ENH: Enable AVX2/AVX512 support to numpy #10251

VictorRodriguez · 2017-12-20T21:11:38Z

This patch enables AVX2/AVX-512F instructions and distuils flags to
maximise the use of IA technology such as Haswell and Skylake platformns
on math functions of numpy

Compiled with :
python3 setup.py build -b py3 --fcompiler=gnu95

Examples of the results generated are:

mtrand.cpython-36m-x86_64-linux-gnu.so
mtrand.cpython-36m-x86_64-linux-gnu.so.avx2
mtrand.cpython-36m-x86_64-linux-gnu.so.avx512

Which has proper use of ZMMM / YMMM registers and FMA instructions

Signed-off-by: Arjan van de Ven arjan@linux.intel.com
Signed-off-by: William Douglas william.douglas@intel.com
Signed-off-by: Victor Rodriguez victor.rodriguez.bahena@intel.com

njsmith · 2017-12-20T21:28:24Z

@juliantaylor thoughts? Also, can you expand on the logic behind generating multiple .so's for each extension module? How does python know which one to load? (*Does* it even load the fancier versions ever?) What's the approximate speedup, and what's the approximate effect on download size? Does this also affect downstream projects using numpy.distutils? On Dec 20, 2017 1:11 PM, "Victor Rodriguez" <notifications@github.com> wrote: This patch enables AVX2/AVX-512F instructions and distuils flags to maximise the use of IA technology such as Haswell and Skylake platformns on math functions of numpy Compiled with : python3 setup.py build -b py3 --fcompiler=gnu95 Examples of the results generated are: mtrand.cpython-36m-x86_64-linux-gnu.so mtrand.cpython-36m-x86_64-linux-gnu.so.avx2 mtrand.cpython-36m-x86_64-linux-gnu.so.avx512 Which has proper use of ZMMM / YMMM registers and FMA instructions Signed-off-by: Arjan van de Ven arjan@linux.intel.com Signed-off-by: William Douglas william.douglas@intel.com Signed-off-by: Victor Rodriguez victor.rodriguez.bahena@intel.com ------------------------------ You can view, comment on, or merge this pull request online at: #10251 Commit Summary - ENH: Enable AVX2/AVX512 support to numpy File Changes - *M* numpy/core/src/umath/simd.inc.src <https://github.com/numpy/numpy/pull/10251/files#diff-0> (195) - *M* numpy/distutils/fcompiler/__init__.py <https://github.com/numpy/numpy/pull/10251/files#diff-1> (35) - *M* numpy/distutils/unixccompiler.py <https://github.com/numpy/numpy/pull/10251/files#diff-2> (4) Patch Links: - https://github.com/numpy/numpy/pull/10251.patch - https://github.com/numpy/numpy/pull/10251.diff — You are receiving this because you are subscribed to this thread. Reply to this email directly, view it on GitHub <#10251>, or mute the thread <https://github.com/notifications/unsubscribe-auth/AAlOaNCpHhkgPYT_J_1KNfScQHAPLsSnks5tCXgMgaJpZM4RI93q> .
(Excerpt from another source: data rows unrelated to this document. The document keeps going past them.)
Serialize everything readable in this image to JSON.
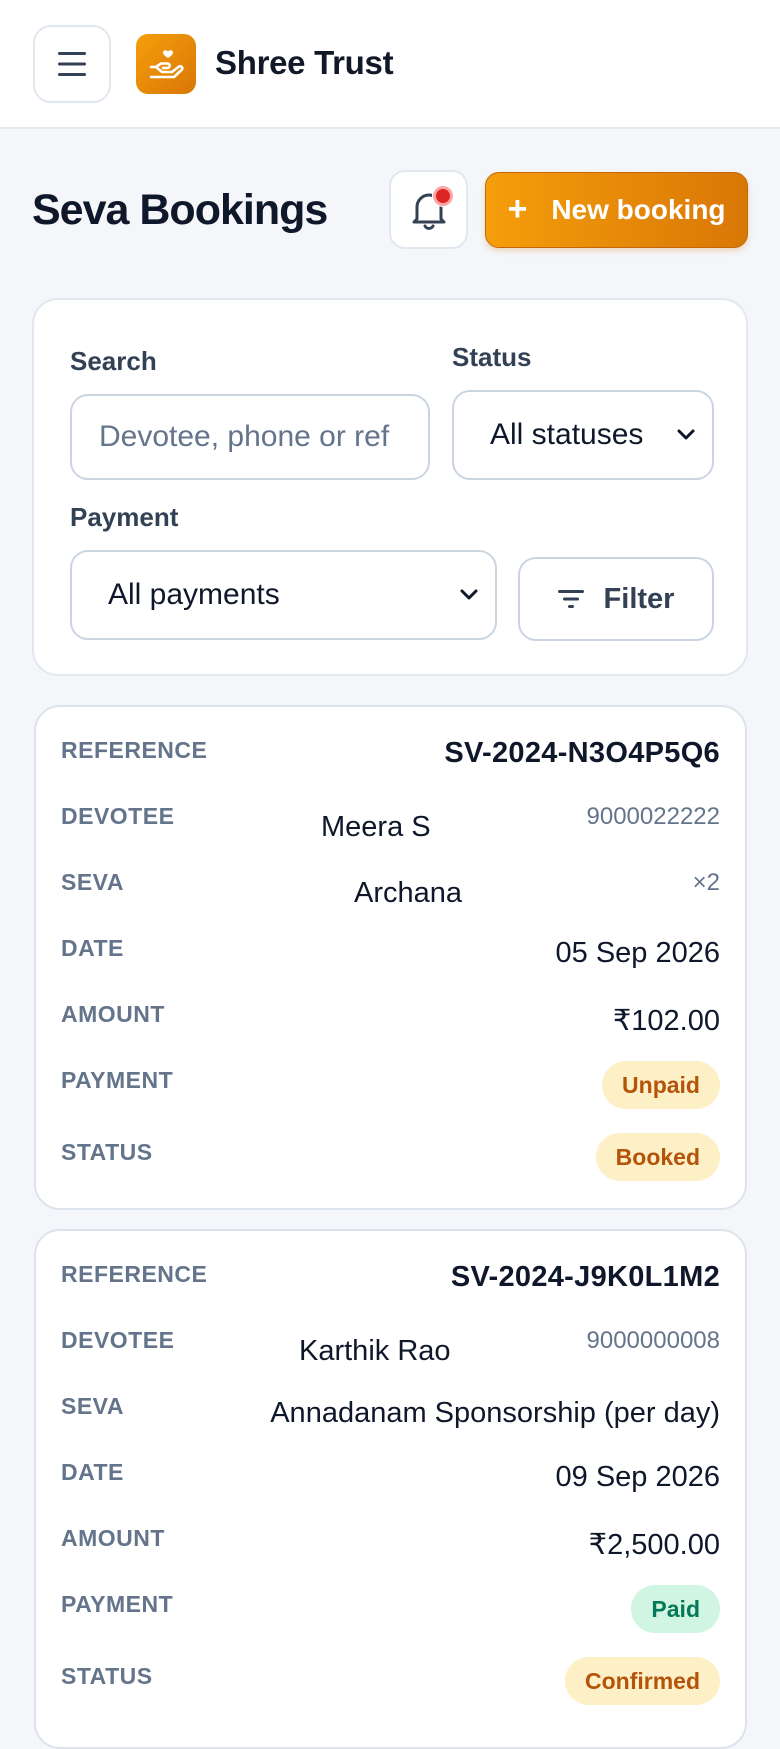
{
  "app": {
    "brand": "Shree Trust",
    "icons": {
      "menu": "menu-icon",
      "logo": "hand-heart-icon",
      "bell": "bell-icon",
      "filter": "filter-lines-icon"
    }
  },
  "header": {
    "title": "Seva Bookings",
    "new_booking_label": "New booking",
    "new_booking_plus": "+"
  },
  "filters": {
    "search_label": "Search",
    "search_placeholder": "Devotee, phone or ref",
    "status_label": "Status",
    "status_value": "All statuses",
    "payment_label": "Payment",
    "payment_value": "All payments",
    "filter_button": "Filter"
  },
  "field_labels": {
    "reference": "REFERENCE",
    "devotee": "DEVOTEE",
    "seva": "SEVA",
    "date": "DATE",
    "amount": "AMOUNT",
    "payment": "PAYMENT",
    "status": "STATUS"
  },
  "bookings": [
    {
      "reference": "SV-2024-N3O4P5Q6",
      "devotee": "Meera S",
      "phone": "9000022222",
      "seva": "Archana",
      "quantity": "×2",
      "date": "05 Sep 2026",
      "amount": "₹102.00",
      "payment": "Unpaid",
      "status": "Booked"
    },
    {
      "reference": "SV-2024-J9K0L1M2",
      "devotee": "Karthik Rao",
      "phone": "9000000008",
      "seva": "Annadanam Sponsorship (per day)",
      "date": "09 Sep 2026",
      "amount": "₹2,500.00",
      "payment": "Paid",
      "status": "Confirmed"
    }
  ],
  "colors": {
    "accent": "#f59e0b",
    "accent_dark": "#d97706",
    "badge_warn_bg": "#fdf0c6",
    "badge_warn_text": "#b45309",
    "badge_ok_bg": "#d1f5e3",
    "badge_ok_text": "#047857",
    "notification_dot": "#dc2626"
  }
}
ghost · 2017-12-20T23:23:55Z

It would be better to check AVX at runtime (checking it on import would be negligible) and then dynamically adjust the code path.

fenrus75 · 2017-12-21T15:52:01Z

There are two separate things in this PR (which is a bit confusing);

create multiple .so's; this part of the PR is incomplete and lets pretend it's not there for now (hoping victor can update to just the code without that change)
change to simd.inc.src to use AVX2 or AVX512 at compile time. This is solving the gap that if you compile numpy for avx2 (or 512) today, say with -march=native, you get the SSE code for the simd functions even though the the rest of the code gets AVX2. Yes ideally this is a runtime thing, but that is more complex change, and could easily be a follow-on to this first initial "make the code be there" change.

In terms of performance, for very basic vectorized math, AVX2 is a theoretical 2x increase over SSE, and AVX512 is another theoretical 2x. For code where multiply operations can be fused with add operations, AVX2 has a additional theoretical 2x to gain over SSE.

theoretical gains are not realized gains, but for basic functions like in simd.inc.src, it's pretty typical to get 90% or more of theoretical (depends a bit on how big the arrays are)

ghost · 2017-12-21T17:17:28Z

If this PR is restricted to (2), then IMO it's mergable. It would be a nice enhancement to add runtime checks though because the wheel package format doesn't allow specification of a processor architecture, meaning that most people probably won't run this code.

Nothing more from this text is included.